Online Sales Training: 3 Myths Debunked

By Heather Baldwin

Online learning, once a novelty, is now firmly established in the corporate training world. Yet many sales organizations are still not tapping into this method of educating salespeople.

As it turns out, many of the most common concerns sales managers have when it comes to virtual training programs are rooted in myth or negative experiences with the earliest iterations of e-learning technology, says Glenn Eckard, COO at Rapid Learning Institute (RLI), an online talent-development organization. Below, Eckard shares three of the more common concerns and misconceptions about online training – and the truth about e-learning today.

Concern: “We’re not ready to replace our live, instructor-led training.”
Reality: Online learning is best used to reinforce – not replace – instructor-led training. When concepts are introduced in a classroom or at a weekly sales meeting and later reinforced through multiple short sessions online, behavioral changes occur more rapidly than with live instruction alone.

Rick Mendola, training and dealer-development manager at Thermal Industries, says he is using RLI’s e-learning solution as part of a three-pronged approach to sales training that includes biweekly telephonic seminars, live training in small groups, and online reinforcement. Before he added the online component, “[training] was just me talking to them,” says Mendola. “There wasn’t a lot of reinforcement or opportunity for [reps] to study on their own.” Now reps are learning constantly, and new ideas stay top of mind.

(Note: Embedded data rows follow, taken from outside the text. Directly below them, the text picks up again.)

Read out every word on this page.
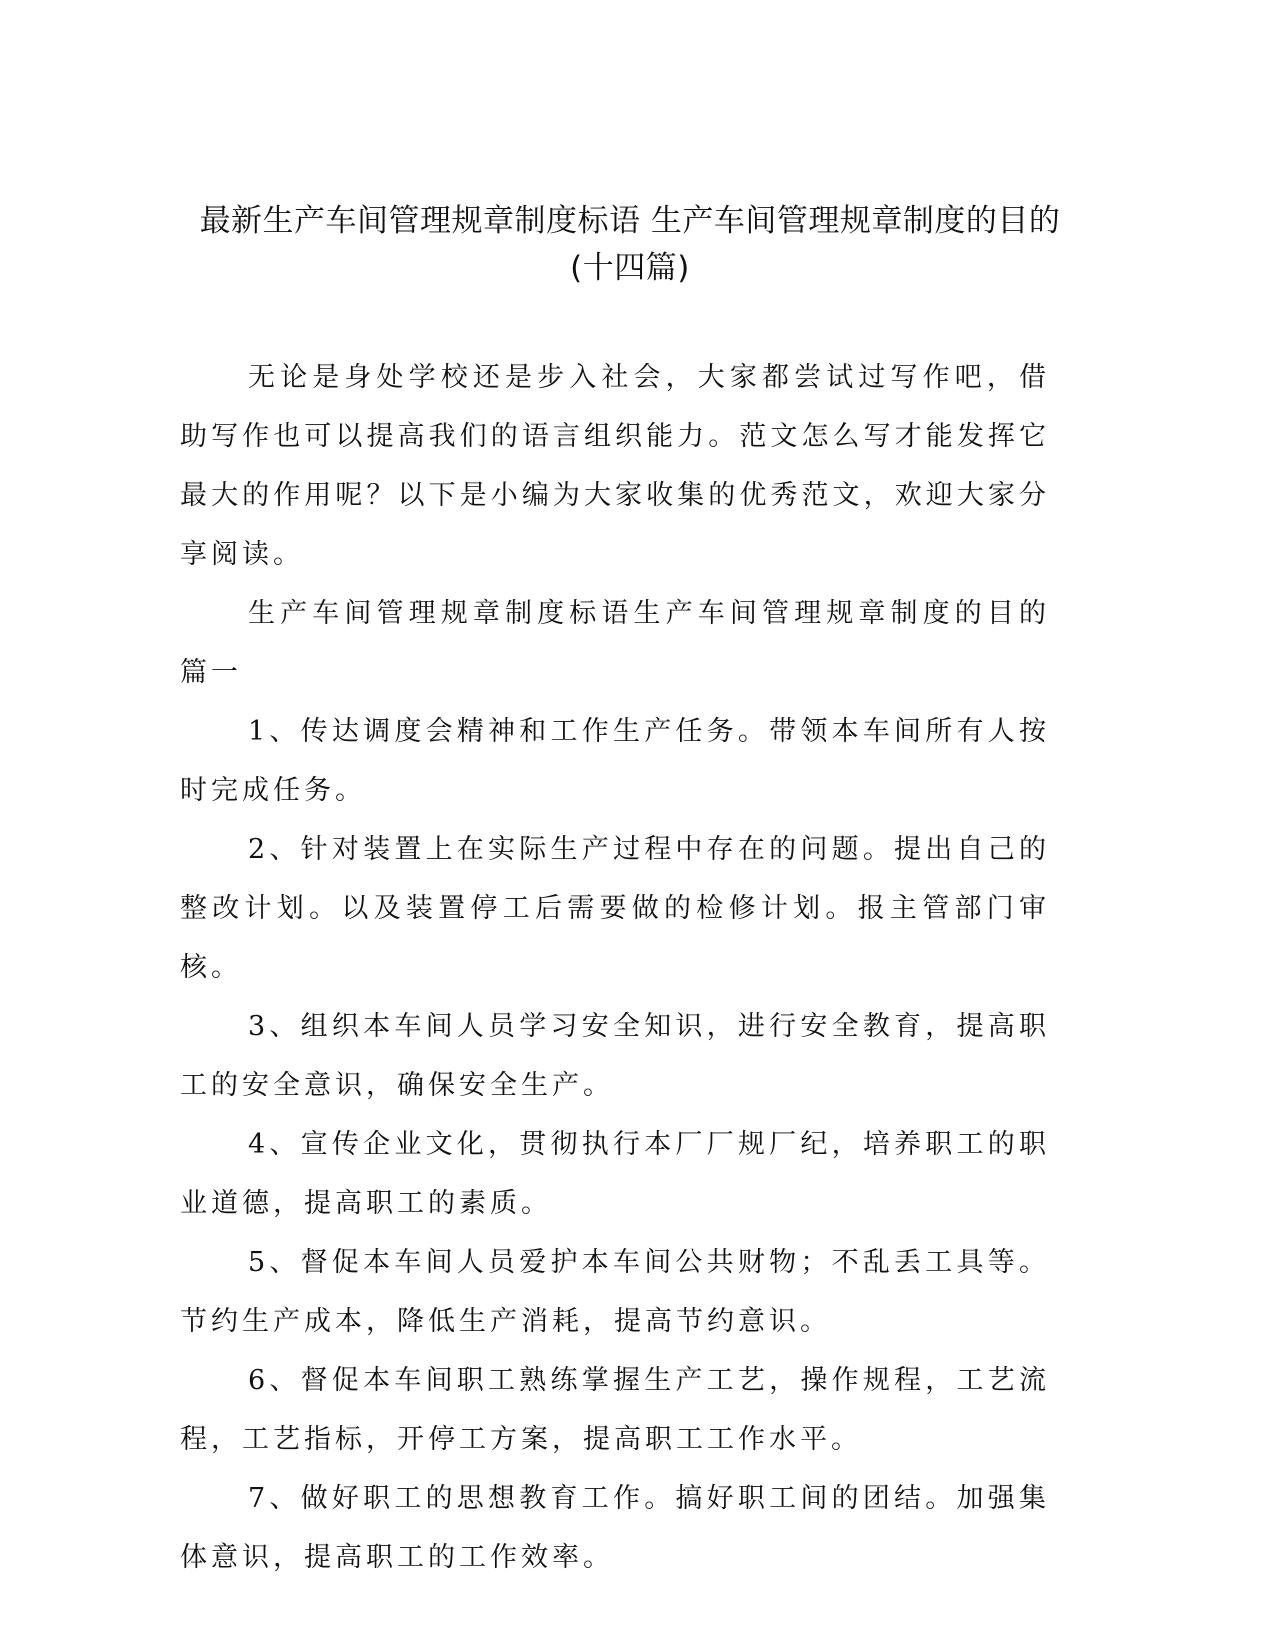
最新生产车间管理规章制度标语 生产车间管理规章制度的目的(十四篇)

无论是身处学校还是步入社会，大家都尝试过写作吧，借助写作也可以提高我们的语言组织能力。范文怎么写才能发挥它最大的作用呢？以下是小编为大家收集的优秀范文，欢迎大家分享阅读。

生产车间管理规章制度标语生产车间管理规章制度的目的篇一

1、传达调度会精神和工作生产任务。带领本车间所有人按时完成任务。

2、针对装置上在实际生产过程中存在的问题。提出自己的整改计划。以及装置停工后需要做的检修计划。报主管部门审核。

3、组织本车间人员学习安全知识，进行安全教育，提高职工的安全意识，确保安全生产。

4、宣传企业文化，贯彻执行本厂厂规厂纪，培养职工的职业道德，提高职工的素质。

5、督促本车间人员爱护本车间公共财物；不乱丢工具等。节约生产成本，降低生产消耗，提高节约意识。

6、督促本车间职工熟练掌握生产工艺，操作规程，工艺流程，工艺指标，开停工方案，提高职工工作水平。

7、做好职工的思想教育工作。搞好职工间的团结。加强集体意识，提高职工的工作效率。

Concern: “Constant training can be a constant distraction. We’d rather get it done all at once in a full-day or multiday seminar once or twice a year.”
Reality: Attention spans are shorter than ever. After 8 to 10 minutes, the average person’s attention starts to wander, says Eckard. Yet most training programs still mirror our education system, where students sit in hour-long classes all day. The result: Our brains get overwhelmed, our attention goes in and out of focus, and much of what is delivered is quickly forgotten.

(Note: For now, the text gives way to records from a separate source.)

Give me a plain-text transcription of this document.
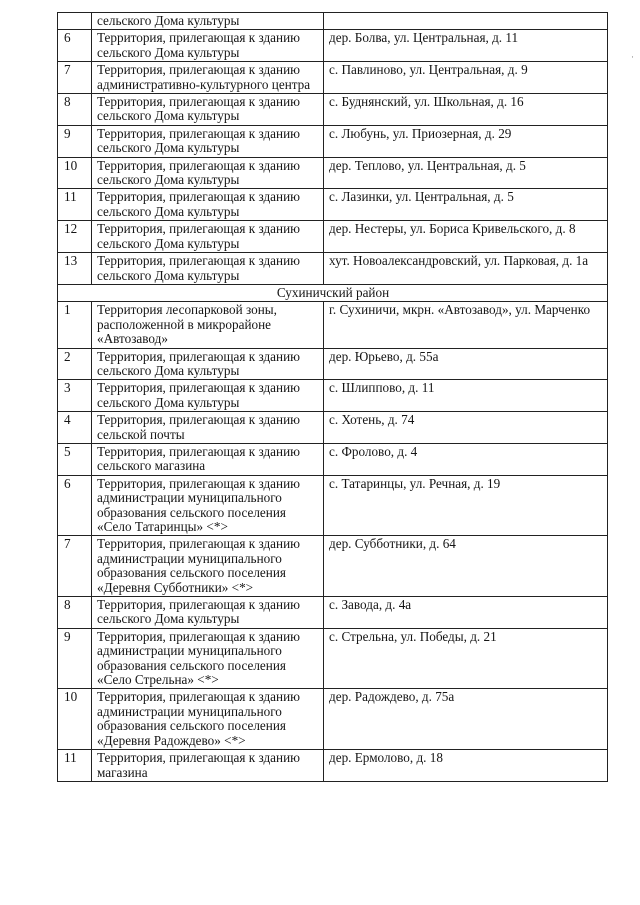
	сельского Дома культуры	
6	Территория, прилегающая к зданию сельского Дома культуры	дер. Болва, ул. Центральная, д. 11
7	Территория, прилегающая к зданию административно-культурного центра	с. Павлиново, ул. Центральная, д. 9
8	Территория, прилегающая к зданию сельского Дома культуры	с. Буднянский, ул. Школьная, д. 16
9	Территория, прилегающая к зданию сельского Дома культуры	с. Любунь, ул. Приозерная, д. 29
10	Территория, прилегающая к зданию сельского Дома культуры	дер. Теплово, ул. Центральная, д. 5
11	Территория, прилегающая к зданию сельского Дома культуры	с. Лазинки, ул. Центральная, д. 5
12	Территория, прилегающая к зданию сельского Дома культуры	дер. Нестеры, ул. Бориса Кривельского, д. 8
13	Территория, прилегающая к зданию сельского Дома культуры	хут. Новоалександровский, ул. Парковая, д. 1а
Сухиничский район		
1	Территория лесопарковой зоны, расположенной в микрорайоне «Автозавод»	г. Сухиничи, мкрн. «Автозавод», ул. Марченко
2	Территория, прилегающая к зданию сельского Дома культуры	дер. Юрьево, д. 55а
3	Территория, прилегающая к зданию сельского Дома культуры	с. Шлиппово, д. 11
4	Территория, прилегающая к зданию сельской почты	с. Хотень, д. 74
5	Территория, прилегающая к зданию сельского магазина	с. Фролово, д. 4
6	Территория, прилегающая к зданию администрации муниципального образования сельского поселения «Село Татаринцы» <*>	с. Татаринцы, ул. Речная, д. 19
7	Территория, прилегающая к зданию администрации муниципального образования сельского поселения «Деревня Субботники» <*>	дер. Субботники, д. 64
8	Территория, прилегающая к зданию сельского Дома культуры	с. Завода, д. 4а
9	Территория, прилегающая к зданию администрации муниципального образования сельского поселения «Село Стрельна» <*>	с. Стрельна, ул. Победы, д. 21
10	Территория, прилегающая к зданию администрации муниципального образования сельского поселения «Деревня Радождево» <*>	дер. Радождево, д. 75а
11	Территория, прилегающая к зданию магазина	дер. Ермолово, д. 18
·
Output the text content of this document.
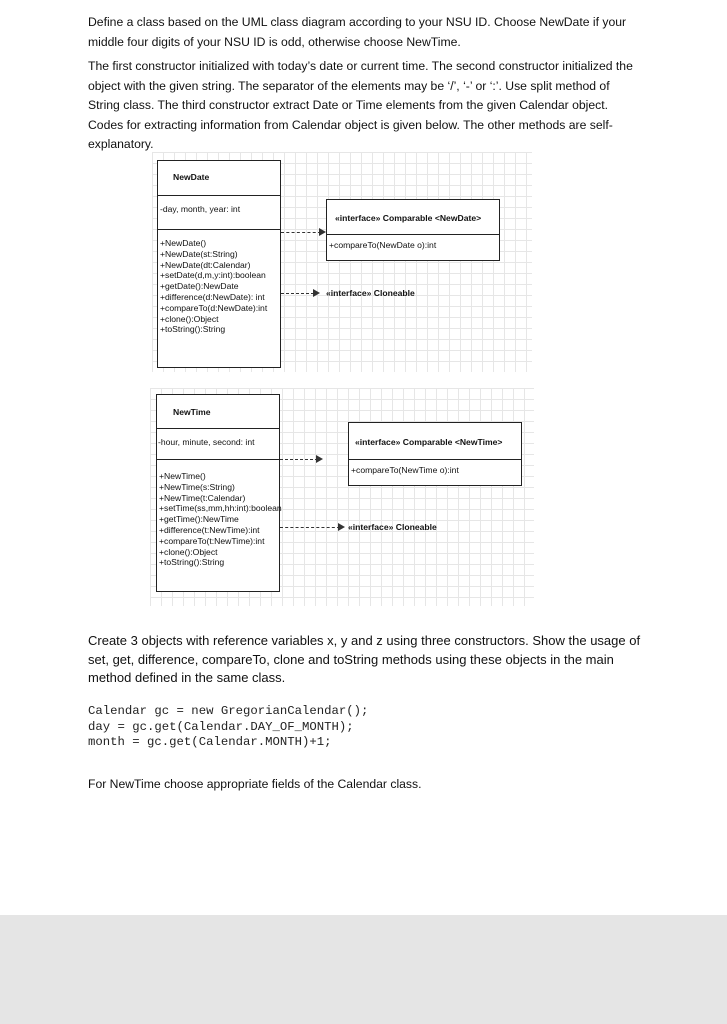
Define a class based on the UML class diagram according to your NSU ID. Choose NewDate if your middle four digits of your NSU ID is odd, otherwise choose NewTime.

The first constructor initialized with today’s date or current time. The second constructor initialized the object with the given string. The separator of the elements may be ‘/’, ‘-’ or ‘:’. Use split method of String class. The third constructor extract Date or Time elements from the given Calendar object. Codes for extracting information from Calendar object is given below. The other methods are self-explanatory.

NewDate
-day, month, year: int
+NewDate()
+NewDate(st:String)
+NewDate(dt:Calendar)
+setDate(d,m,y:int):boolean
+getDate():NewDate
+difference(d:NewDate): int
+compareTo(d:NewDate):int
+clone():Object
+toString():String
«interface» Comparable <NewDate>
+compareTo(NewDate o):int
«interface» Cloneable
NewTime
-hour, minute, second: int
+NewTime()
+NewTime(s:String)
+NewTime(t:Calendar)
+setTime(ss,mm,hh:int):boolean
+getTime():NewTime
+difference(t:NewTime):int
+compareTo(t:NewTime):int
+clone():Object
+toString():String
«interface» Comparable <NewTime>
+compareTo(NewTime o):int
«interface» Cloneable

Create 3 objects with reference variables x, y and z using three constructors. Show the usage of set, get, difference, compareTo, clone and toString methods using these objects in the main method defined in the same class.

Calendar gc = new GregorianCalendar();
day = gc.get(Calendar.DAY_OF_MONTH);
month = gc.get(Calendar.MONTH)+1;

For NewTime choose appropriate fields of the Calendar class.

For this reason, RLI designed its training to be delivered in short, 6- to 10-minute segments, an approach that appealed to Carter Benjamin, executive VP of Wind-lock Corporation. Benjamin says he has attended many seminars where he’s come out “pumped up and ready to go for the next 24 to 48 hours.” Then he gets back into his work routine and goes back to his regular habits. In contrast, the short-burst approach to training is driving behavioral change in his reps through constant reinforcement.

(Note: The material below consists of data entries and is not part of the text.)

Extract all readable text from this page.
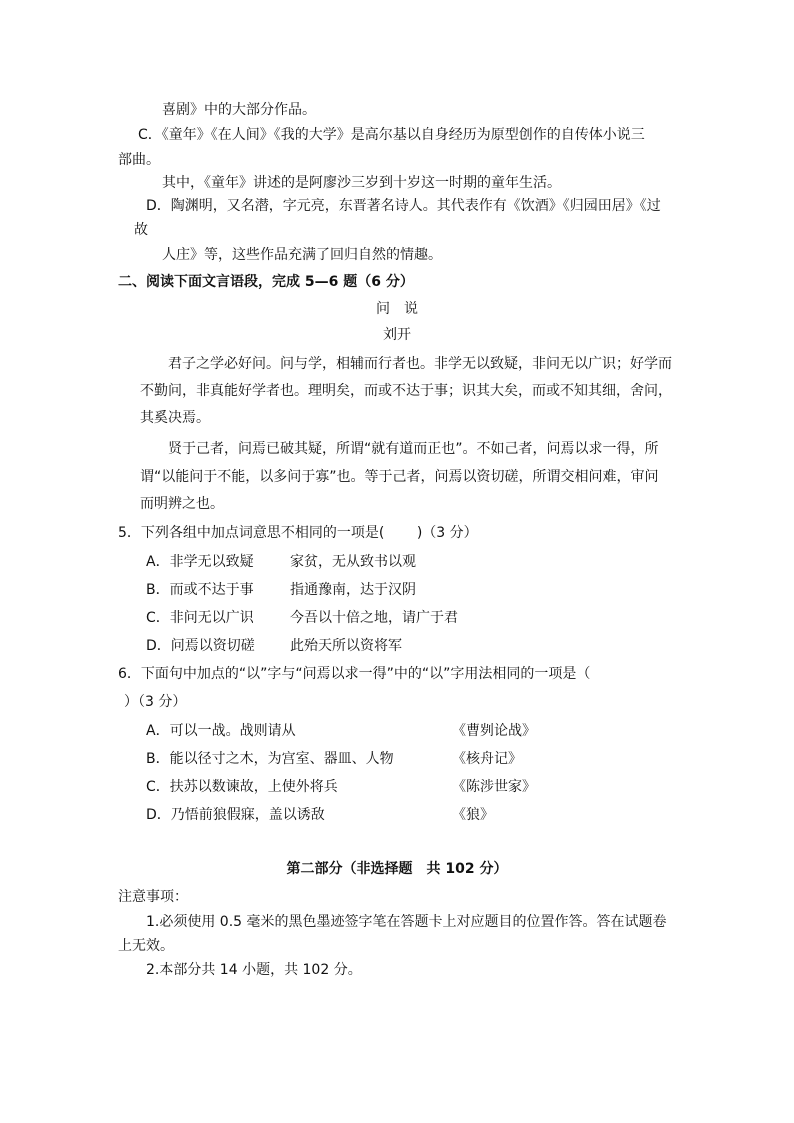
喜剧》中的大部分作品。
C．《童年》《在人间》《我的大学》是高尔基以自身经历为原型创作的自传体小说三
部曲。
其中，《童年》讲述的是阿廖沙三岁到十岁这一时期的童年生活。
D．陶渊明，又名潜，字元亮，东晋著名诗人。其代表作有《饮酒》《归园田居》《过
故
人庄》等，这些作品充满了回归自然的情趣。
二、阅读下面文言语段，完成 5—6 题（6 分）
问　说
刘开
君子之学必好问。问与学，相辅而行者也。非学无以致疑，非问无以广识；好学而
不勤问，非真能好学者也。理明矣，而或不达于事；识其大矣，而或不知其细，舍问，
其奚决焉。
贤于己者，问焉已破其疑，所谓“就有道而正也”。不如己者，问焉以求一得，所
谓“以能问于不能，以多问于寡”也。等于己者，问焉以资切磋，所谓交相问难，审问
而明辨之也。
5．下列各组中加点词意思不相同的一项是(　　 )（3 分）
A．非学无以致疑	家贫，无从致书以观
B．而或不达于事	指通豫南，达于汉阴
C．非问无以广识	今吾以十倍之地，请广于君
D．问焉以资切磋	此殆天所以资将军
6．下面句中加点的“以”字与“问焉以求一得”中的“以”字用法相同的一项是（
）（3 分）
A．可以一战。战则请从	《曹刿论战》
B．能以径寸之木，为宫室、器皿、人物	《核舟记》
C．扶苏以数谏故，上使外将兵	《陈涉世家》
D．乃悟前狼假寐，盖以诱敌	《狼》
第二部分（非选择题　共 102 分）
注意事项：
1.必须使用 0.5 毫米的黑色墨迹签字笔在答题卡上对应题目的位置作答。答在试题卷
上无效。
2.本部分共 14 小题，共 102 分。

Concern: “I don’t want to relinquish control of sales training to a computer or get locked into a cookie-cutter approach to training.”
Reality: E-learning solutions can actually give sales managers greater flexibility and control of training curriculum and rep development. With a library of topics to choose from, managers can pick and choose the topics that work best for them and their teams. Or they can push targeted content to individual reps, giving them the information they need when they need it.

Before working with RLI, Mendola conducted an assessment of his reps’ strengths and weaknesses. His first training topics addressed the most glaring weaknesses. After that, he decided to work through the progression of the sale, starting with prospecting and continuing through to post-sale challenges such as dealing with angry customers.

“When it comes to sales training, you have your learners, your vacationers, and your prisoners,” Mendola concludes. “E-learning took a lot of our last two types and turned them into learners.”